Il n’est pas impossible qu’en entrant dans l’espace d’exposition du MNHA, qui accueille une première rétrospective d’envergure du peintre, plasticien et sculpteur Gast Michels (1954-2013), l’amateur d’art ressente la même émotion que celle ressentie par le critique français Pierre Restany. Dans un article paru en 1991, ce dernier écrivait qu’il avait l’impression de pénétrer dans un paysage profond qui lui était connu. Qui mieux que ce spécialiste, lui-même auteur d’un manifeste du naturalisme intégral en pleine forêt amazonienne en août 1978, témoignage du choc affectif profond provoqué par la forêt „sans commencement ni fin“, pouvait ressentir l’œuvre du natif de Consdorf? En Amérique du Sud, il avait éprouvé l’omniprésence du vert jusqu’au moment où „le rêve vous libère de l’emprise du vert“, en dissocie la cohésion compacte.
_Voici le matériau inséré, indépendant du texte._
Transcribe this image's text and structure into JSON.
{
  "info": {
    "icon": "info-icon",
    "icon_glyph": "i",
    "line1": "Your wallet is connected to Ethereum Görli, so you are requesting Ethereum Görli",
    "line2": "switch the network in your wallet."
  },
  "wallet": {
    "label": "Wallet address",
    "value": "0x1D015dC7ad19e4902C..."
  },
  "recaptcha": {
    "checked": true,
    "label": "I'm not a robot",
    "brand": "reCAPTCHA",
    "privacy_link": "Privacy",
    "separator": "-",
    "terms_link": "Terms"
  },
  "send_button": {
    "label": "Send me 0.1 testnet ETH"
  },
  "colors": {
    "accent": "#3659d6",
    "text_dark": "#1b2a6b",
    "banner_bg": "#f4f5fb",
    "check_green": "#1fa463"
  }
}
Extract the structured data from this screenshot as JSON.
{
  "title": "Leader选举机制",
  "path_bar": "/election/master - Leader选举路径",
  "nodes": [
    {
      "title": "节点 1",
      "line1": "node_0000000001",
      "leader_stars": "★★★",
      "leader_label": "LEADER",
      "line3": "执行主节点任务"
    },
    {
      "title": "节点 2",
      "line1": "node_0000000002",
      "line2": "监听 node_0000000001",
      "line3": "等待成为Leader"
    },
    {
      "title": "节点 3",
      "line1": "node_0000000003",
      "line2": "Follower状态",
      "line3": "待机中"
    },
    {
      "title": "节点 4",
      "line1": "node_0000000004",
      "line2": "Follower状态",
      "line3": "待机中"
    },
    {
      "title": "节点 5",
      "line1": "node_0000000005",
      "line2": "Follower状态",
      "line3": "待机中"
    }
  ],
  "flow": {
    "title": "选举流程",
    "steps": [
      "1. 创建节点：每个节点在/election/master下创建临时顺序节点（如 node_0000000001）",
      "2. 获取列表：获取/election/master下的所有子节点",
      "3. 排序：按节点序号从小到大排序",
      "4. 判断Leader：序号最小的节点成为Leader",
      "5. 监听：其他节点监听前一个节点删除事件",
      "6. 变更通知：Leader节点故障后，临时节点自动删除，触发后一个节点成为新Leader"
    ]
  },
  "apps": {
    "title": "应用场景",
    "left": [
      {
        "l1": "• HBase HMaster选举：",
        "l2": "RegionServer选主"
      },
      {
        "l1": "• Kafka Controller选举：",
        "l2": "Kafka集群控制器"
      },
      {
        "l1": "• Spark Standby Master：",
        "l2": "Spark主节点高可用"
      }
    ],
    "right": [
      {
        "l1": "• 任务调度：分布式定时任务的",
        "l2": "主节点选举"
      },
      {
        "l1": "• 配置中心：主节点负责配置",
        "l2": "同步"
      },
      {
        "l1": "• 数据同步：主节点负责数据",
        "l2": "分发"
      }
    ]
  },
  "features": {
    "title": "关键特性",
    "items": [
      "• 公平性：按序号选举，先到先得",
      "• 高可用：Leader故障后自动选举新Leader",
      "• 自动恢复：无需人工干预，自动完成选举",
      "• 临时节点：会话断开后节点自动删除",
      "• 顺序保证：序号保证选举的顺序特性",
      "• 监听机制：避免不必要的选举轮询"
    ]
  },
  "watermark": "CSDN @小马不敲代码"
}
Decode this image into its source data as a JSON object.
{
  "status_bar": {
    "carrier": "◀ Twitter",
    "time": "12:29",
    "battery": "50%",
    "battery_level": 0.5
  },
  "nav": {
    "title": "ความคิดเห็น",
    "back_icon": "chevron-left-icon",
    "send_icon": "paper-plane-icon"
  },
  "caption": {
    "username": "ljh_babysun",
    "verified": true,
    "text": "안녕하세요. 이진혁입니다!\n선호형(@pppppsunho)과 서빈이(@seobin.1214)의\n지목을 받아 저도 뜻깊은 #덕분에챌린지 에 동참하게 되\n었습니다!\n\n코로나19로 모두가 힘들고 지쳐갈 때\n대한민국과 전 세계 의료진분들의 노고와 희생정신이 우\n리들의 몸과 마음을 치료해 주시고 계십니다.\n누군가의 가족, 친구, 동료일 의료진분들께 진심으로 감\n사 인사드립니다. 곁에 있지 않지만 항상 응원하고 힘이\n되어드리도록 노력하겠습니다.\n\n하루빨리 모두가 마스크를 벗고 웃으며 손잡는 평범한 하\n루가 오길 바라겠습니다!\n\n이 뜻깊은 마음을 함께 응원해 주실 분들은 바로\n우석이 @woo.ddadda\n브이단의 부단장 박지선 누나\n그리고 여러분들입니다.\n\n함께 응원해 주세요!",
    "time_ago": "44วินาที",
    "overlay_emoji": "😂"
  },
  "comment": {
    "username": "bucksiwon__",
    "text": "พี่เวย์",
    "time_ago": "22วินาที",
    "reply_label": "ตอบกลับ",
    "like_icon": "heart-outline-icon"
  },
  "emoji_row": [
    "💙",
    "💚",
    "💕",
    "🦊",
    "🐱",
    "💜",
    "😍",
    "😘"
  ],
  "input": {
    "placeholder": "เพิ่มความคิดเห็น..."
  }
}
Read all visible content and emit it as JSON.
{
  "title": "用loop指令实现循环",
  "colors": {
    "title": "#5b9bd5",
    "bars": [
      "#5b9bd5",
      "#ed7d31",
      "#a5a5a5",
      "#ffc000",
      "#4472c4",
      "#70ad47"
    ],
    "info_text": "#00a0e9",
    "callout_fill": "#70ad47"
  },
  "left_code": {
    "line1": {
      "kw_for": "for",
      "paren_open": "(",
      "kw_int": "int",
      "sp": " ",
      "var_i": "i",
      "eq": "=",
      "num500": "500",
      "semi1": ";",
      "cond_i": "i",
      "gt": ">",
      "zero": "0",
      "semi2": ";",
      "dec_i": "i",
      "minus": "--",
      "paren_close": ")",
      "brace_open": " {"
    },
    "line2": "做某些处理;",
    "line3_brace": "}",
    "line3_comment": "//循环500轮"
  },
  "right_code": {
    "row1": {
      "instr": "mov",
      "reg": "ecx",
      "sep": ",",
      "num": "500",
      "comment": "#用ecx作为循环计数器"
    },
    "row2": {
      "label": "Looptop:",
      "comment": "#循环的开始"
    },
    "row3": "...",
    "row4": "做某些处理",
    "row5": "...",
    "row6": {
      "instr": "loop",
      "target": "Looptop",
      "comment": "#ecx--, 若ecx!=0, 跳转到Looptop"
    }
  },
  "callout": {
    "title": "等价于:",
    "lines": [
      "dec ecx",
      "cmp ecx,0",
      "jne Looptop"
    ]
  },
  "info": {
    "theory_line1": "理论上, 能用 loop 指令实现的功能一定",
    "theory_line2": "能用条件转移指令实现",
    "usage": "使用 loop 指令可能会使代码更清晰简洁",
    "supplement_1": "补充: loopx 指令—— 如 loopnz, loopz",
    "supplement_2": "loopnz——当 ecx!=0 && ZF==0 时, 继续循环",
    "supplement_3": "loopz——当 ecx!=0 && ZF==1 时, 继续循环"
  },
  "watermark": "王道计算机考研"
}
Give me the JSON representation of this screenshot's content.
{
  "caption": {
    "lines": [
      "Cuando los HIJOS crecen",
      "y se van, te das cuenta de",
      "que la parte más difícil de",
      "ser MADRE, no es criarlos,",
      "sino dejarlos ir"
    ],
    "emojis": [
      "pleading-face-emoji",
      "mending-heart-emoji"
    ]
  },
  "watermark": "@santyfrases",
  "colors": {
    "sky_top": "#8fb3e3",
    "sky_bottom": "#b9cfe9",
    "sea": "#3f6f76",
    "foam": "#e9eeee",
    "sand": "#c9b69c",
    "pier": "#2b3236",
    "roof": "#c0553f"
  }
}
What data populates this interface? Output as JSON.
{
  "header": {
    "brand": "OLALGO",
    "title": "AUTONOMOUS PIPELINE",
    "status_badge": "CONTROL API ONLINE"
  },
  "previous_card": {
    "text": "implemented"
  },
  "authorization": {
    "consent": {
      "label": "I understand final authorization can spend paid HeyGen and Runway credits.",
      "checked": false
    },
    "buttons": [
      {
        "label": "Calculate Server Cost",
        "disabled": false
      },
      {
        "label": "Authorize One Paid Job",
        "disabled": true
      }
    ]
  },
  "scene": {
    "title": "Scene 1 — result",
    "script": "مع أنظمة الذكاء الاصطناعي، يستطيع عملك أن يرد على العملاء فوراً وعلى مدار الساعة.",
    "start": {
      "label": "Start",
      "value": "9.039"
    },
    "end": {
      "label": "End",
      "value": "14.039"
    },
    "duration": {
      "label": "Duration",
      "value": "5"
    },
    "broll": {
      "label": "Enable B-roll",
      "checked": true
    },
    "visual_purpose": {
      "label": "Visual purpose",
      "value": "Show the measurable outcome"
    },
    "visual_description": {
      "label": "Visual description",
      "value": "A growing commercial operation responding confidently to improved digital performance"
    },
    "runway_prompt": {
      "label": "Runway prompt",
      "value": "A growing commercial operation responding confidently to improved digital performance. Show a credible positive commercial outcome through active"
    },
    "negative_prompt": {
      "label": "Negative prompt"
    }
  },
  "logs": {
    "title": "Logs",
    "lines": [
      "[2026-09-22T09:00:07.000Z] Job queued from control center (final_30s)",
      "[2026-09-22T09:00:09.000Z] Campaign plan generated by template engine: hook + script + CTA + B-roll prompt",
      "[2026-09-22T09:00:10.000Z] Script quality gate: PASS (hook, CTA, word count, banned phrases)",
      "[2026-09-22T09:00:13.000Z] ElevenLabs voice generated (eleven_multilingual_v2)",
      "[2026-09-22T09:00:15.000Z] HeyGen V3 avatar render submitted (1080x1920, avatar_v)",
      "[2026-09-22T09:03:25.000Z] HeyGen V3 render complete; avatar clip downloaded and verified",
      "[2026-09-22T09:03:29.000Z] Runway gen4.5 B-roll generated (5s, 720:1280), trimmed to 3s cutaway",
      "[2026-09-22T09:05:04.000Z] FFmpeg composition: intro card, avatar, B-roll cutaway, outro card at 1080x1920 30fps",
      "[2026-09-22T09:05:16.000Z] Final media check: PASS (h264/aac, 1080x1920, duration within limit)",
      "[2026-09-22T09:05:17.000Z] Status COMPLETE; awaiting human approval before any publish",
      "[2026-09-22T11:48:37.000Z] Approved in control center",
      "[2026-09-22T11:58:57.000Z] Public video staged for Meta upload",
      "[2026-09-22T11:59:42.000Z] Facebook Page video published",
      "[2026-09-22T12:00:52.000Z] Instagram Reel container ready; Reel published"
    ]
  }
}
Il avait retrouvé cette perception dans la peinture de celui qu’il allait baptiser „l’homme des forêts luxembourgeoises“, alors installé à Walferdange, qui, se méfiant du caractère envahissant du vert, préférait le décomposer en utilisant les couleurs primaires, jaune et bleu.
„Mobiliers de l’existence“
Gast Michels a été marqué par l’esprit avant-gardiste qui régnait dans la Consdorfer Scheier dans les années 60, d’où des artistes avaient l’ambition d’introduire le pop art, dans un Luxembourg encore marqué par l’Ecole de Paris. On en retrouve quelques motifs dans ses premiers travaux. Mais si le travail réalisé par Gast Michels dans les années 80 peut sembler familier et chaleureux, c’est plutôt parce que le peintre a cherché un langage atemporel qui permette de signifier et rendre compte de la forêt, non pas de la reproduire à distance, mais de l’explorer à l’intérieur même de sa peinture, d’en restituer son épaisseur organique comme le langage éternel qu’elle a pu abriter en son sein. On est enveloppé dans une ambiance de sous-bois. On est enveloppé par la sérénité et la solidité que dégagent ces tableaux, par leurs gestes maîtrisés.
Comme sur les trois stèles en bois peint, présentées au Grand Palais à Paris en 1989 et réunies à nouveau pour l’occasion, Gast Michels intègre à ces tableaux de sa première période couvrant les années 80 des symboles archaïques. Il parle des symboles et de la réalité comme „des mobiliers de l’existence“, d’outils à disposition du peintre comme la toile et la couleur. Il semble composer à son tour des peintures rupestres sur lesquels figurent hache et bouclier, arc et flèche, symboles de guerre et de protection, l’arbre symbole de vie. On retrouve aussi le couple cerf/chasseur, bien/mal, rationnel/l’irrationnel, tandis que le pont comme celui prolongeant les bois d’un cerf dans l’œuvre „Cerf-pont“ symbolise un besoin humain et existentiel de collectivité.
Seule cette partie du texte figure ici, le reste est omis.